This work demonstrates the practicality of using variable order (VO) derivative
operators for modeling the dynamics of complex systems. First we review the various
candidate VO integral and derivative operator definitions proposed in the literature.
We select a definition that is appropriate for physical modeling based on the following
criteria: the VO operator must be able to return all intermediate values between 0
and 1 that correspond to the argument of the order of differentiation in addition to
the integer order derivatives, and the derivative of a true constant function should be
0. Then we apply the chosen operator to 3 different problems: a stationary analysis
of viscoelastic oscillators, the formulation of a Lagrangian equation of motion for a
sedimenting particle in a viscous fluid, and the development of a constitutive equation
for viscoelastic materials.
In the first problem we obtain an analytical solution for the order of the operator
and connect the meaning of functional order to the dynamic properties of a viscoelastic
oscillator.
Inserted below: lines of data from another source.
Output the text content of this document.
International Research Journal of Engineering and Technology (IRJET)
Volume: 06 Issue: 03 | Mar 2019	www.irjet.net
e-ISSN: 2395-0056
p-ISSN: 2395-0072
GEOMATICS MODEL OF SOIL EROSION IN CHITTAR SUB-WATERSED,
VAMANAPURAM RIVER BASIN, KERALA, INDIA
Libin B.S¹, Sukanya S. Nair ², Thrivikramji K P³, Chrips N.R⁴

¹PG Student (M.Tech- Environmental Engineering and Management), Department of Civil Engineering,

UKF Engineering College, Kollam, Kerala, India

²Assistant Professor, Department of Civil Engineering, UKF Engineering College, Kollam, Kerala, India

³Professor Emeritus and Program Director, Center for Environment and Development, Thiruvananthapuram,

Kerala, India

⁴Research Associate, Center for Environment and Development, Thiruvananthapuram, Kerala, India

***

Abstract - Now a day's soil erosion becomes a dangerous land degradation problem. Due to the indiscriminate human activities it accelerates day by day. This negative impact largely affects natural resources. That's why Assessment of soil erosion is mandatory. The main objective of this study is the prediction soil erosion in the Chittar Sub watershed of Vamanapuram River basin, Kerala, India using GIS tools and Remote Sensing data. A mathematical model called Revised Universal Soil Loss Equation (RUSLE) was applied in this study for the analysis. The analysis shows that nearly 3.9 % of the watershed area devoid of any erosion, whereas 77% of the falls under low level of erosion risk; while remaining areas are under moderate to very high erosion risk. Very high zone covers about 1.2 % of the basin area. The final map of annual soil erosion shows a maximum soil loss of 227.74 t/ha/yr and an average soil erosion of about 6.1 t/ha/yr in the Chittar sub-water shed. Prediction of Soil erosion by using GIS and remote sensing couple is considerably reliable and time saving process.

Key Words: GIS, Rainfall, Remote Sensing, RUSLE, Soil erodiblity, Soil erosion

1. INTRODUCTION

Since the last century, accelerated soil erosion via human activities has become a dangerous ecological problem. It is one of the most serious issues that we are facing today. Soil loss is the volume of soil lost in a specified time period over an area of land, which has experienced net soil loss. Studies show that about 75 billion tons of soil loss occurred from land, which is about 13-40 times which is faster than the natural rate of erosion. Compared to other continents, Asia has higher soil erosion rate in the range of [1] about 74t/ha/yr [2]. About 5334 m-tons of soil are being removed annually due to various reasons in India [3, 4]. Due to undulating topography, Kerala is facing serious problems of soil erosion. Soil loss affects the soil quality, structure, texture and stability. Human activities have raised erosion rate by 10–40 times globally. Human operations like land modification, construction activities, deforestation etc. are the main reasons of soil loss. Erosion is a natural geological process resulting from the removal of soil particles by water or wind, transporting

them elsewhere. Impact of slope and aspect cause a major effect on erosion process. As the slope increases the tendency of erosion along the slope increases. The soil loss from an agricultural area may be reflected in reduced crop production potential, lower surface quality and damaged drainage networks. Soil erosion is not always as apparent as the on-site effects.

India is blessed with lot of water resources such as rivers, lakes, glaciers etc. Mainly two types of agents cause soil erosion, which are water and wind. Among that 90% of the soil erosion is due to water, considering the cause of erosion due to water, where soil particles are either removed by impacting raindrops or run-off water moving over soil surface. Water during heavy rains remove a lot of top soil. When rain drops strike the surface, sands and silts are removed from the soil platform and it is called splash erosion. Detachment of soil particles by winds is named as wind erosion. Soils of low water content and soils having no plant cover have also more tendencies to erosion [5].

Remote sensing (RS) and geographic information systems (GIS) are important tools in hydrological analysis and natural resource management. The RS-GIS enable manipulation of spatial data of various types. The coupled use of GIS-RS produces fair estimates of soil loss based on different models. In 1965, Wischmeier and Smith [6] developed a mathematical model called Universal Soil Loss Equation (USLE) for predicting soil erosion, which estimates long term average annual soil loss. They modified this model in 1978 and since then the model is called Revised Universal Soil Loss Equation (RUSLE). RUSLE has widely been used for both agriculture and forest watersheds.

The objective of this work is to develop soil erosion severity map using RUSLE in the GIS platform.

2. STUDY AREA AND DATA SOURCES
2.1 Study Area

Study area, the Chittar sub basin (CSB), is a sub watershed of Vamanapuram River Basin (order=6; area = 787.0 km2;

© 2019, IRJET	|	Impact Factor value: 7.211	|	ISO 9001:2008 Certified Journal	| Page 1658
We replace the multi-term differential equation for the viscoelastic
oscillator with a single-term VO equation. We determine that the order of differentiation
for a single operator describing all dynamic elements in the stationary equation
of motion (mass, damping and spring) is equal to the normalized phase shift. The normalization
constant is found by taking the difference between the order of the inertial
term (2) and the order of the spring term (0) and dividing this difference by the angular
phase shift between acceleration and position in radians (π), so that the normalization
constant is simply 2/π.
For the second problem we focus on the transient equation of motion for a
spherical particle sedimenting in a quiescent viscous liquid. In particular, we examine
the various force terms in the equation of motion and propose a new form for the
history drag acting on the particle at finite Reynolds numbers. This new form equates
the history drag to the VO derivative of the velocity of the particle. Using numerical
results from a finite element simulation of the particle we solve for order of the derivative
q and evaluate how the order changes over time. Based on these results we propose a
simple form for q and obtain a correlation for the history drag acting on the particle that
is in good agreement with the numerical data for terminal Reynolds numbers ranging
from 2.5 to 20.
In the final problem we present a simple constitutive equation for linear viscoelastic
materials strained at constant strain rates. We propose a relationship in which
the stress is related to the q(t) derivative of strain, where q(t) in this case is a function
of normalized time. This order function is postulated to be proportional to the rate
of change of disorder within the material. From a statistical mechanics based theory,
we find that q(t) is proportional to tInt. Using experimental data for an epoxy resin
and carbon/epoxy composite undergoing compression, we determine the final form for
the constitutive equation that models the linear viscoelastic deformation in time. The
resulting dimensionless constitutive equation agrees well all the normalized data.